When all memory is mlocked, the oom reaper will not be able to free any
substantial amount of memory.  It sets MMF_OOM_SKIP before the victim can
unmap and free its memory in exit_mmap() and subsequent oom victims are
chosen unnecessarily.  This is trivial to reproduce if all eligible
processes on the system have mlocked their memory: the oom killer calls
panic() even though forward progress can be made.

This is the same issue where the exit path sets MMF_OOM_SKIP before
unmapping memory and additional processes can be chosen unnecessarily
because the oom killer is racing with exit_mmap().

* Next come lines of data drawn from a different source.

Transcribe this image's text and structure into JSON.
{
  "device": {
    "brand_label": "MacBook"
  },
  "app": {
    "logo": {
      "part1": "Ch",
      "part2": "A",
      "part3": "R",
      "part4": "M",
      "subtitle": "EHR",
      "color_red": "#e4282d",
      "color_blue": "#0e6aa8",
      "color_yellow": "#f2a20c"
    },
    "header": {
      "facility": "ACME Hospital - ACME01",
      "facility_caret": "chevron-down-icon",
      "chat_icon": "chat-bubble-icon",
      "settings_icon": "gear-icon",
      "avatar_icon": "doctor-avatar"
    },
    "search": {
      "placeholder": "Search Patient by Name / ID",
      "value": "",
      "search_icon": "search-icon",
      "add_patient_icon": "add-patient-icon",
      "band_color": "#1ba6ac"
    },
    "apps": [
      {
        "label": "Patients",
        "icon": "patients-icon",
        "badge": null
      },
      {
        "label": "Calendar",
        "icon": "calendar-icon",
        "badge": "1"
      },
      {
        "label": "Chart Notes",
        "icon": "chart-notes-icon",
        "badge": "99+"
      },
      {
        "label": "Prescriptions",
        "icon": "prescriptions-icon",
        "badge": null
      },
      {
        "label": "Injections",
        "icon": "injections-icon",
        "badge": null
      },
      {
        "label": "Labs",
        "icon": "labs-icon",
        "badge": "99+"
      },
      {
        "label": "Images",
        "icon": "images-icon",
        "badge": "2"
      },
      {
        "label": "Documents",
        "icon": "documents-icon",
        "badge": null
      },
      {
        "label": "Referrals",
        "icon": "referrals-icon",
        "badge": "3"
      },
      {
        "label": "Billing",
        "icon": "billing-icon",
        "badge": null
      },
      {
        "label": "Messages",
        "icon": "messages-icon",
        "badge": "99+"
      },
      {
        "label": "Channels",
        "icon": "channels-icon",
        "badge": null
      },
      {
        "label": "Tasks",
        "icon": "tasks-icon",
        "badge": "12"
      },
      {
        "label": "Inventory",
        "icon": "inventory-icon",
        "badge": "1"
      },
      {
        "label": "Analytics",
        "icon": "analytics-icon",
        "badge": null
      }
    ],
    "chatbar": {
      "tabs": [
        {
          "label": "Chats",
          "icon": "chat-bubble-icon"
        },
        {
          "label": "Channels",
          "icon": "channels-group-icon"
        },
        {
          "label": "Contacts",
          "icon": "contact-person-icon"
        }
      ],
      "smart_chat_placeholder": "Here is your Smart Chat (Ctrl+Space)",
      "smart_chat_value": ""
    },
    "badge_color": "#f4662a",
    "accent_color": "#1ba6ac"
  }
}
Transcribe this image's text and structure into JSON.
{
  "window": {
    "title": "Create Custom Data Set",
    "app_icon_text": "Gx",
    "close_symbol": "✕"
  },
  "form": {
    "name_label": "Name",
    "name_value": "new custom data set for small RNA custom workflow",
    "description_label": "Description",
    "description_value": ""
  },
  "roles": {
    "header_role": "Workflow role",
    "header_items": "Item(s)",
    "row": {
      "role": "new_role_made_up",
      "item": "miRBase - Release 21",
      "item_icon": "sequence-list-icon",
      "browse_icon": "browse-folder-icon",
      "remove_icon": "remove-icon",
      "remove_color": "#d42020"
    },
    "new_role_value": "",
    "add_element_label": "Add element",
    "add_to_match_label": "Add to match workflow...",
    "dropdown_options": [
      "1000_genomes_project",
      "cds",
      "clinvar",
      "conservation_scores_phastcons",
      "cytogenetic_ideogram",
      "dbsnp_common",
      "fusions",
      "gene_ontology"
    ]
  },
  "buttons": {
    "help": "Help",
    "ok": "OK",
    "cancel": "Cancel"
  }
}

We can't simply defer setting MMF_OOM_SKIP, however, because if there is
a true oom livelock in progress, it never gets set and no additional
killing is possible.

To fix this, this patch introduces a per-mm reaping timeout, initially set
at 10s.  It requires that the oom reaper's list becomes a properly linked
list so that other mm's may be reaped while waiting for an mm's timeout to
expire.

The exit path will now set MMF_OOM_SKIP only after all memory has been
freed, so additional oom killing is justified, and rely on MMF_UNSTABLE to
determine when it can race with the oom reaper.

The oom reaper will now set MMF_OOM_SKIP only after the reap timeout has
lapsed because it can no longer guarantee forward progress.

The reaping timeout is intentionally set for a substantial amount of time
since oom livelock is a very rare occurrence and it's better to optimize
for preventing additional (unnecessary) oom killing than a scenario that
is much more unlikely.

Signed-off-by: David Rientjes <rientjes@google.com>
---
 include/linux/mm_types.h |  4 ++
 include/linux/sched.h    |  2 +-
 mm/mmap.c                | 12 +++---
 mm/oom_kill.c            | 85 ++++++++++++++++++++++++++--------------
 4 files changed, 66 insertions(+), 37 deletions(-)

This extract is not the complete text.